NFR-8 — Portability & Operability
- Docker-first: every component a minimal, non-root, multi-stage image.
- Kubernetes-first: Helm chart with profiles (lite/standard/full); plain manifests + Compose for self-host.
- 12-factor config (env/secret-driven); no host coupling; graceful shutdown & connection draining.
- Reproducible builds; SBOM; image signing (later).
NFR-9 — Maintainability & Evolvability
- Modules along bounded-context lines with explicit interfaces (extractable to services).
- Protobuf as single contract source; generated REST/clients to prevent drift. (ADR-0003)

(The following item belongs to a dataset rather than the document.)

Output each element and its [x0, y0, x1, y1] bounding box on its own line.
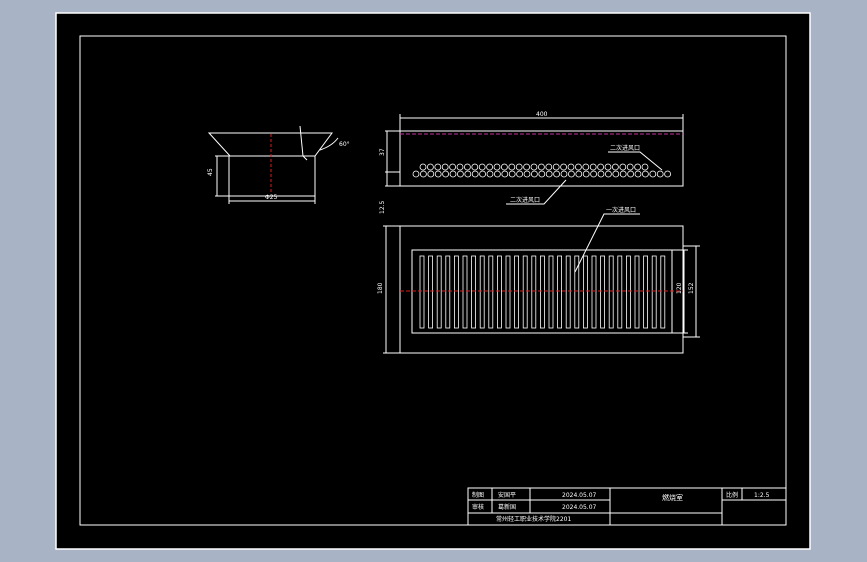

- Migrations versioned and forward-only; schema changes reviewed.
- Conformance test suite for storage adapters; contract tests at module boundaries.
NFR-10 — Cost efficiency
- No proxying of bulk bytes through compute (R5/R12).
- Object lifecycle tiering; ref-counted dedup; quota enforcement.
- Tiered dependencies so self-host runs cheap (Postgres + object store only).
3. Constraints & Assumptions
- Constraint: single primary region for v1 (NFR architecture must not preclude multi-region — NG9).
- Constraint: Go (backend/CLI), TypeScript/Next.js (web), React Native (future mobile).
- Assumption: object store provides presigned URLs and multipart (true for all five targets).
- Assumption: self-hosters can run Postgres + an S3-compatible store (MinIO) at minimum.
- Assumption: initial load is small; all NFR numbers are validated-by-load-test SLOs, not guarantees.
4. Acceptance Themes (how we’ll know requirements are met)
- Sync: an automated test harness simulates two offline devices editing the same file → asserts a conflicted copy is produced and no version is lost (C5).
- Dual-write: fault-injection (kill after byte upload, before commit) → asserts no dangling reference and the orphan is GC’d (R2).
- Isolation: a test asserts tenant A cannot read tenant B’s nodes even with a
forged
tenant_idin the app layer (RLS blocks it) (R4). - Data plane: load test confirms byte throughput is independent of control-plane replicas (R5).
- Observability: a single upload produces one connected trace spanning REST → gRPC → NATS → indexer.